Ubicato in Via Matteotti, al primo piano di un edificio dei primi del '900 (ex Casa del Popolo) che ha ricevuto nel tempo varie rivisitazioni, l'intero complesso comprende al piano terra la biblioteca ed al primo piano, appunto, il teatro che attualmente ha una capienza di 169 posti ed è destinato ad ospitare non solo rappresentazioni teatrali e musicali, ma anche convegni e mostre.

Storia

L’edificio viene costruito nel 1907 come Casa del Popolo, in quanto voluto e materialmente realizzato dai muratori, operai e braccianti associati nelle prime organizzazioni cooperative di ispirazione socialista, similmente a quanto si stava facendo in altre località del bolognese e dell'Emilia-Romagna in quegli anni. L’inaugurazione del 22 settembre 1907 fu una festa importante guidata dal dott. Giovanni Simoni presidente del comitato per i festeggiamenti.

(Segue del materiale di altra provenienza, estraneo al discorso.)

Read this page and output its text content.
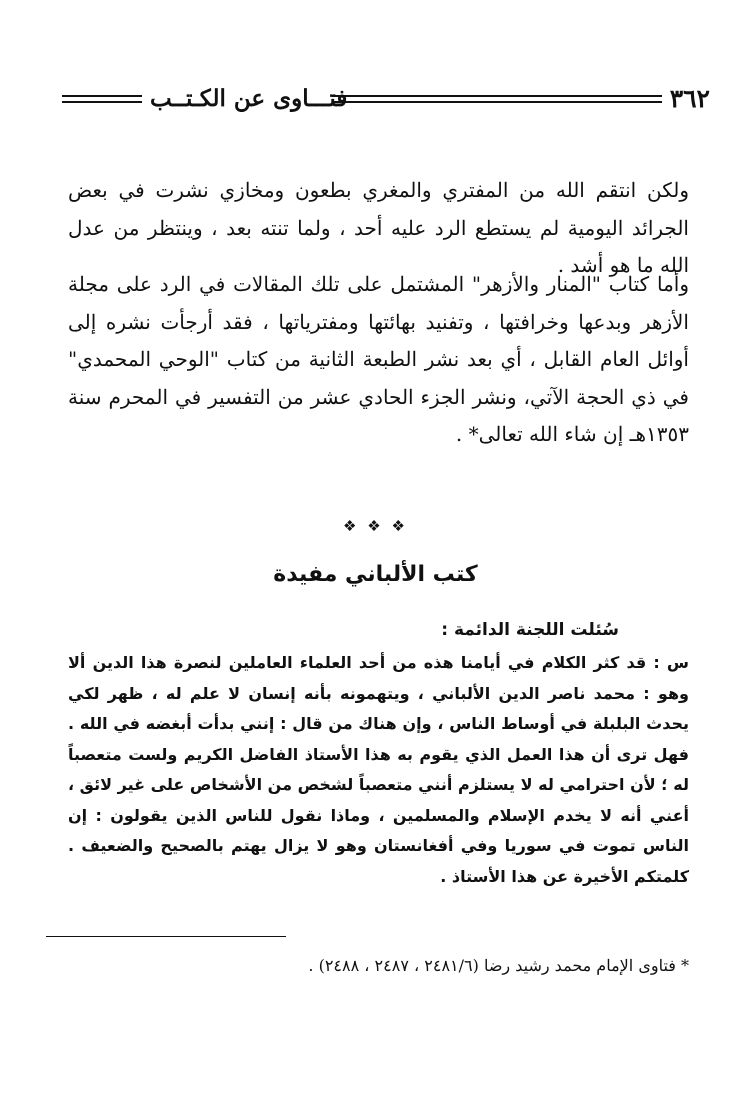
٣٦٢
فتـــاوى عن الكـتــب

ولكن انتقم الله من المفتري والمغري بطعون ومخازي نشرت في بعض الجرائد اليومية لم يستطع الرد عليه أحد ، ولما تنته بعد ، وينتظر من عدل الله ما هو أشد .

وأما كتاب "المنار والأزهر" المشتمل على تلك المقالات في الرد على مجلة الأزهر وبدعها وخرافتها ، وتفنيد بهائتها ومفترياتها ، فقد أرجأت نشره إلى أوائل العام القابل ، أي بعد نشر الطبعة الثانية من كتاب "الوحي المحمدي" في ذي الحجة الآتي، ونشر الجزء الحادي عشر من التفسير في المحرم سنة ١٣٥٣هـ إن شاء الله تعالى* .

❖ ❖ ❖
كتب الألباني مفيدة
سُئلت اللجنة الدائمة :
س : قد كثر الكلام في أيامنا هذه من أحد العلماء العاملين لنصرة هذا الدين ألا وهو : محمد ناصر الدين الألباني ، ويتهمونه بأنه إنسان لا علم له ، ظهر لكي يحدث البلبلة في أوساط الناس ، وإن هناك من قال : إنني بدأت أبغضه في الله . فهل ترى أن هذا العمل الذي يقوم به هذا الأستاذ الفاضل الكريم ولست متعصباً له ؛ لأن احترامي له لا يستلزم أنني متعصباً لشخص من الأشخاص على غير لائق ، أعني أنه لا يخدم الإسلام والمسلمين ، وماذا نقول للناس الذين يقولون : إن الناس تموت في سوريا وفي أفغانستان وهو لا يزال يهتم بالصحيح والضعيف . كلمتكم الأخيرة عن هذا الأستاذ .
* فتاوى الإمام محمد رشيد رضا (٢٤٨١/٦ ، ٢٤٨٧ ، ٢٤٨٨) .
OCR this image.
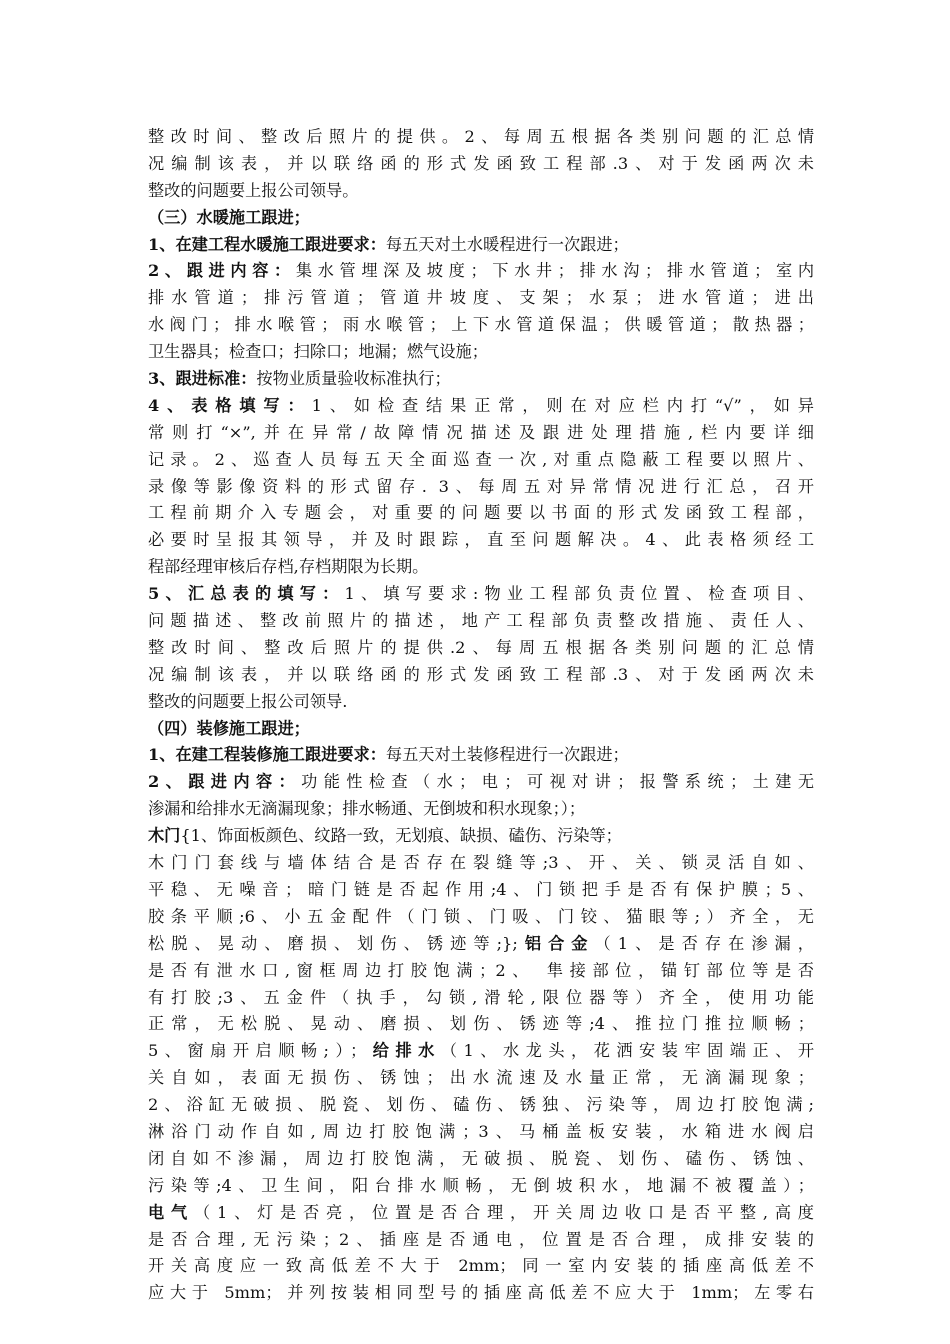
整改时间、整改后照片的提供。2、每周五根据各类别问题的汇总情
况编制该表，并以联络函的形式发函致工程部.3、对于发函两次未
整改的问题要上报公司领导。
（三）水暖施工跟进；
1、在建工程水暖施工跟进要求：每五天对土水暖程进行一次跟进；
2、跟进内容：集水管埋深及坡度；下水井；排水沟；排水管道；室内
排水管道；排污管道；管道井坡度、支架；水泵；进水管道；进出
水阀门；排水喉管；雨水喉管；上下水管道保温；供暖管道；散热器；
卫生器具；检查口；扫除口；地漏；燃气设施；
3、跟进标准：按物业质量验收标准执行；
4、表格填写：1、如检查结果正常，则在对应栏内打“√”，如异
常则打“×”,并在异常/故障情况描述及跟进处理措施,栏内要详细
记录。2、巡查人员每五天全面巡查一次,对重点隐蔽工程要以照片、
录像等影像资料的形式留存. 3、每周五对异常情况进行汇总，召开
工程前期介入专题会，对重要的问题要以书面的形式发函致工程部，
必要时呈报其领导，并及时跟踪，直至问题解决。4、此表格须经工
程部经理审核后存档,存档期限为长期。
5、汇总表的填写：1、填写要求:物业工程部负责位置、检查项目、
问题描述、整改前照片的描述，地产工程部负责整改措施、责任人、
整改时间、整改后照片的提供.2、每周五根据各类别问题的汇总情
况编制该表，并以联络函的形式发函致工程部.3、对于发函两次未
整改的问题要上报公司领导.
（四）装修施工跟进；
1、在建工程装修施工跟进要求：每五天对土装修程进行一次跟进；
2、跟进内容：功能性检查（水；电；可视对讲；报警系统；土建无
渗漏和给排水无滴漏现象；排水畅通、无倒坡和积水现象；）；
木门{1、饰面板颜色、纹路一致，无划痕、缺损、磕伤、污染等；
木门门套线与墙体结合是否存在裂缝等;3、开、关、锁灵活自如、
平稳、无噪音；暗门链是否起作用;4、门锁把手是否有保护膜；5、
胶条平顺;6、小五金配件（门锁、门吸、门铰、猫眼等;）齐全，无
松脱、晃动、磨损、划伤、锈迹等;};铝合金（1、是否存在渗漏，
是否有泄水口,窗框周边打胶饱满；2、 隼接部位，锚钉部位等是否
有打胶;3、五金件（执手，勾锁,滑轮,限位器等）齐全，使用功能
正常，无松脱、晃动、磨损、划伤、锈迹等;4、推拉门推拉顺畅；
5、窗扇开启顺畅;）；给排水（1、水龙头，花洒安装牢固端正、开
关自如，表面无损伤、锈蚀；出水流速及水量正常，无滴漏现象；
2、浴缸无破损、脱瓷、划伤、磕伤、锈独、污染等，周边打胶饱满;
淋浴门动作自如,周边打胶饱满；3、马桶盖板安装，水箱进水阀启
闭自如不渗漏，周边打胶饱满，无破损、脱瓷、划伤、磕伤、锈蚀、
污染等;4、卫生间，阳台排水顺畅，无倒坡积水，地漏不被覆盖）；
电气（1、灯是否亮，位置是否合理，开关周边收口是否平整,高度
是否合理,无污染；2、插座是否通电，位置是否合理，成排安装的
开关高度应一致高低差不大于 2mm；同一室内安装的插座高低差不
应大于 5mm；并列按装相同型号的插座高低差不应大于 1mm；左零右
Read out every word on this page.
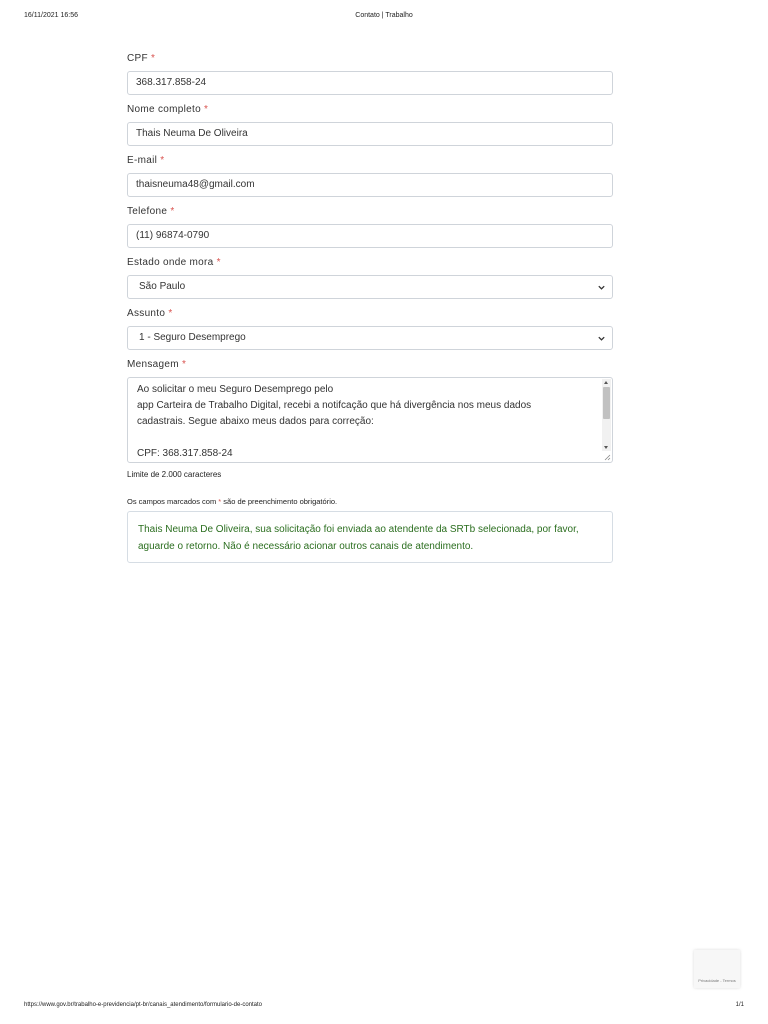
16/11/2021 16:56	Contato | Trabalho
CPF *
368.317.858-24
Nome completo *
Thais Neuma De Oliveira
E-mail *
thaisneuma48@gmail.com
Telefone *
(11) 96874-0790
Estado onde mora *
São Paulo
Assunto *
1 - Seguro Desemprego
Mensagem *
Ao solicitar o meu Seguro Desemprego pelo
app Carteira de Trabalho Digital, recebi a notifcação que há divergência nos meus dados
cadastrais. Segue abaixo meus dados para correção:

CPF: 368.317.858-24
Limite de 2.000 caracteres
Os campos marcados com * são de preenchimento obrigatório.
Thais Neuma De Oliveira, sua solicitação foi enviada ao atendente da SRTb selecionada, por favor, aguarde o retorno. Não é necessário acionar outros canais de atendimento.
Privacidade - Termos
https://www.gov.br/trabalho-e-previdencia/pt-br/canais_atendimento/formulario-de-contato	1/1
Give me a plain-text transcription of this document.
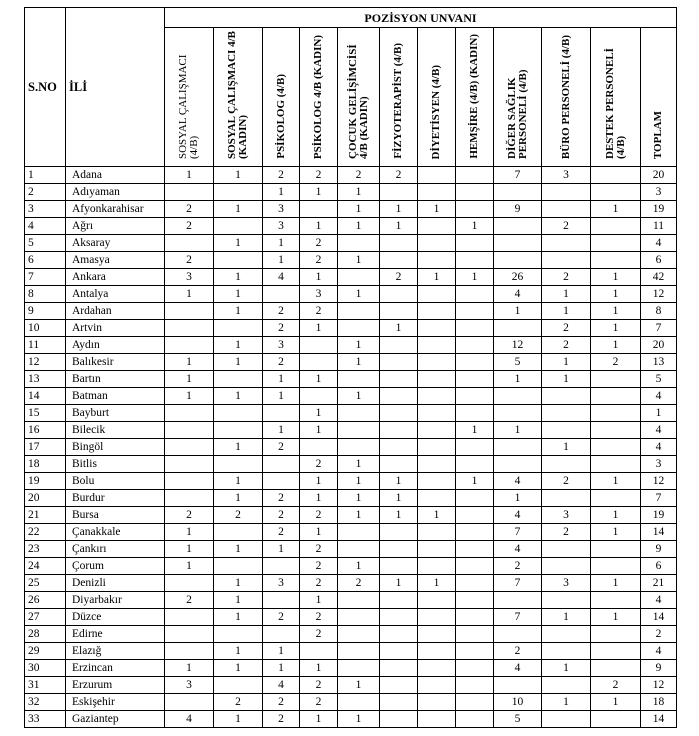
S.NO	İLİ	POZİSYON UNVANI											
		SOSYAL ÇALIŞMACI (4/B)	SOSYAL ÇALIŞMACI 4/B (KADIN)	PSİKOLOG (4/B)	PSİKOLOG 4/B (KADIN)	ÇOCUK GELİŞİMCİSİ 4/B (KADIN)	FİZYOTERAPİST (4/B)	DİYETİSYEN (4/B)	HEMŞİRE (4/B) (KADIN)	DİĞER SAĞLIK PERSONELİ (4/B)	BÜRO PERSONELİ (4/B)	DESTEK PERSONELİ (4/B)	TOPLAM
1	Adana	1	1	2	2	2	2			7	3		20
2	Adıyaman			1	1	1							3
3	Afyonkarahisar	2	1	3		1	1	1		9		1	19
4	Ağrı	2		3	1	1	1		1		2		11
5	Aksaray		1	1	2								4
6	Amasya	2		1	2	1							6
7	Ankara	3	1	4	1		2	1	1	26	2	1	42
8	Antalya	1	1		3	1				4	1	1	12
9	Ardahan		1	2	2					1	1	1	8
10	Artvin			2	1		1				2	1	7
11	Aydın		1	3		1				12	2	1	20
12	Balıkesir	1	1	2		1				5	1	2	13
13	Bartın	1		1	1					1	1		5
14	Batman	1	1	1		1							4
15	Bayburt				1								1
16	Bilecik			1	1				1	1			4
17	Bingöl		1	2							1		4
18	Bitlis				2	1							3
19	Bolu		1		1	1	1		1	4	2	1	12
20	Burdur		1	2	1	1	1			1			7
21	Bursa	2	2	2	2	1	1	1		4	3	1	19
22	Çanakkale	1		2	1					7	2	1	14
23	Çankırı	1	1	1	2					4			9
24	Çorum	1			2	1				2			6
25	Denizli		1	3	2	2	1	1		7	3	1	21
26	Diyarbakır	2	1		1								4
27	Düzce		1	2	2					7	1	1	14
28	Edirne				2								2
29	Elazığ		1	1						2			4
30	Erzincan	1	1	1	1					4	1		9
31	Erzurum	3		4	2	1						2	12
32	Eskişehir		2	2	2					10	1	1	18
33	Gaziantep	4	1	2	1	1				5			14
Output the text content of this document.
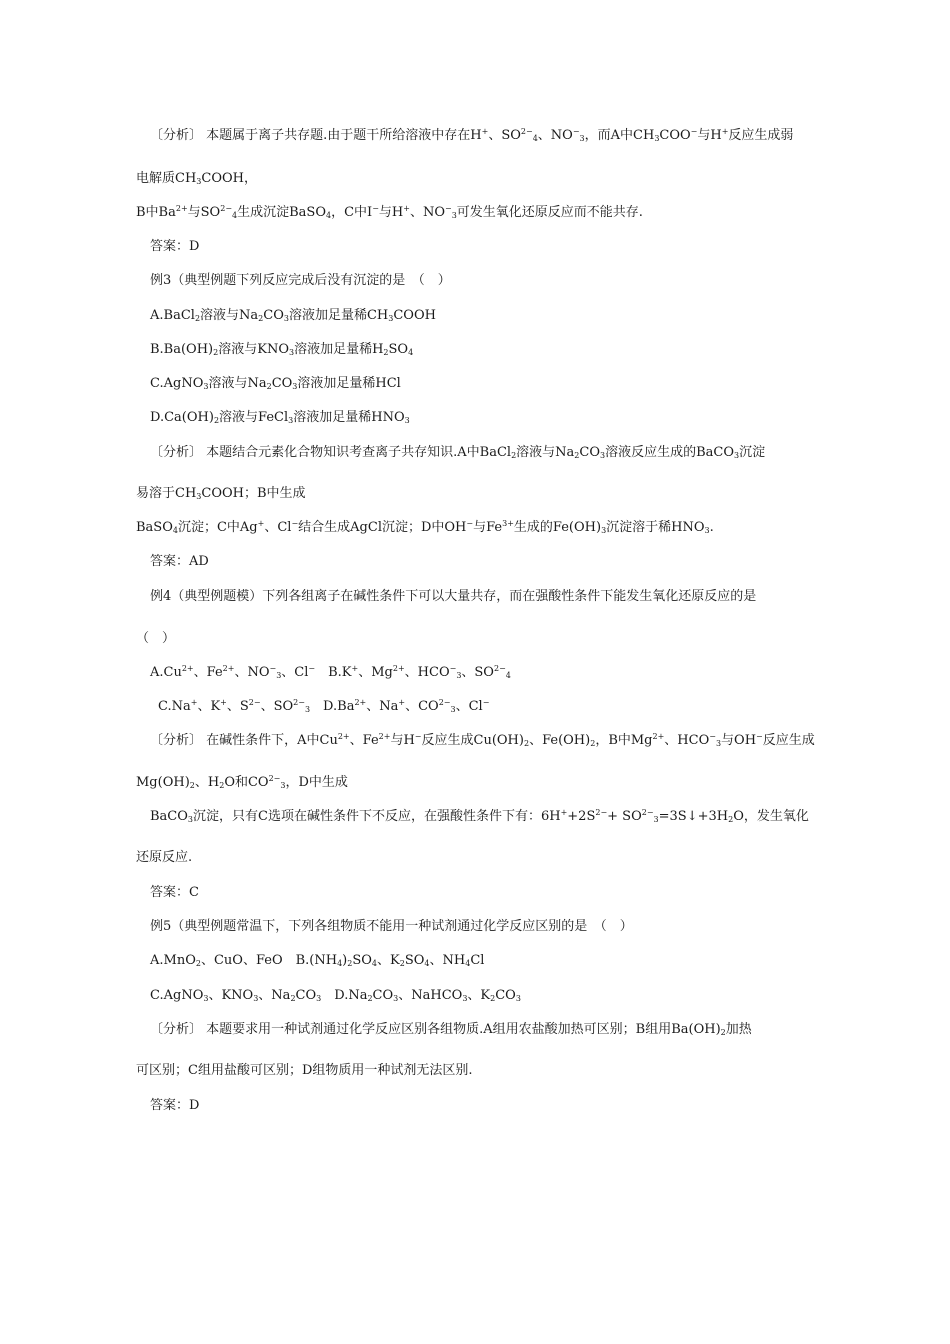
〔分析〕 本题属于离子共存题.由于题干所给溶液中存在H+、$SO^{2-}_4$、$NO^-_3$，而A中$CH_3COO^-$与H+反应生成弱
电解质$CH_3COOH$，
B中$Ba^{2+}$与$SO^{2-}_4$生成沉淀BaSO$_4$，C中I−与H+、$NO^-_3$可发生氧化还原反应而不能共存.
答案：D
例3（典型例题下列反应完成后没有沉淀的是　（　）
A.BaCl$_2$溶液与$Na_2CO_3$溶液加足量稀$CH_3COOH$
$B.Ba(OH)_2$溶液与$KNO_3$溶液加足量稀$H_2SO_4$
C.AgNO$_3$溶液与$Na_2CO_3$溶液加足量稀HCl
$D.Ca(OH)_2$溶液与FeCl$_3$溶液加足量稀$HNO_3$
〔分析〕 本题结合元素化合物知识考查离子共存知识.A中BaCl$_2$溶液与$Na_2CO_3$溶液反应生成的BaCO$_3$沉淀
易溶于$CH_3COOH$；B中生成
BaSO$_4$沉淀；C中Ag+、Cl−结合生成AgCl沉淀；D中OH−与$Fe^{3+}$生成的$Fe(OH)_3$沉淀溶于稀$HNO_3$.
答案：AD
例4（典型例题模）下列各组离子在碱性条件下可以大量共存，而在强酸性条件下能发生氧化还原反应的是
（　）
$A.Cu^{2+}$、$Fe^{2+}$、$NO^-_3$、Cl−　B.K+、$Mg^{2+}$、$HCO^-_3$、$SO^{2-}_4$
C.Na+、K+、$S^{2-}$、$SO^{2-}_3$　$D.Ba^{2+}$、Na+、$CO^{2-}_3$、Cl−
〔分析〕 在碱性条件下，A中$Cu^{2+}$、$Fe^{2+}$与H−反应生成$Cu(OH)_2$、$Fe(OH)_2$，B中$Mg^{2+}$、$HCO^-_3$与OH−反应生成
$Mg(OH)_2$、$H_2O$和$CO^{2-}_3$，D中生成
BaCO$_3$沉淀，只有C选项在碱性条件下不反应，在强酸性条件下有：$6H^++2S^{2-}+$ $SO^{2-}_3=3S↓+3H_2O$，发生氧化
还原反应.
答案：C
例5（典型例题常温下，下列各组物质不能用一种试剂通过化学反应区别的是　（　）
A.MnO$_2$、CuO、FeO　$B.(NH_4)_2SO_4$、$K_2SO_4$、$NH_4Cl$
C.AgNO$_3$、$KNO_3$、$Na_2CO_3$　$D.Na_2CO_3$、NaHCO$_3$、$K_2CO_3$
〔分析〕 本题要求用一种试剂通过化学反应区别各组物质.A组用农盐酸加热可区别；B组用$Ba(OH)_2$加热
可区别；C组用盐酸可区别；D组物质用一种试剂无法区别.
答案：D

Costruito su due piani appositamente per ospitare sale di riunione e uffici delle Cooperative al piano terra e un Teatro al primo piano. Fu sede del Circolo popolare, e vi si tennero riunioni politiche e sindacali e comizi di oratori socialisti; ospitò anche spettacoli teatrali negli anni prima e dopo la Prima Guerra Mondiale.
I primi spettacoli teatrali ebbero luogo nel 1908 ad opera di compagnie teatrali bolognesi.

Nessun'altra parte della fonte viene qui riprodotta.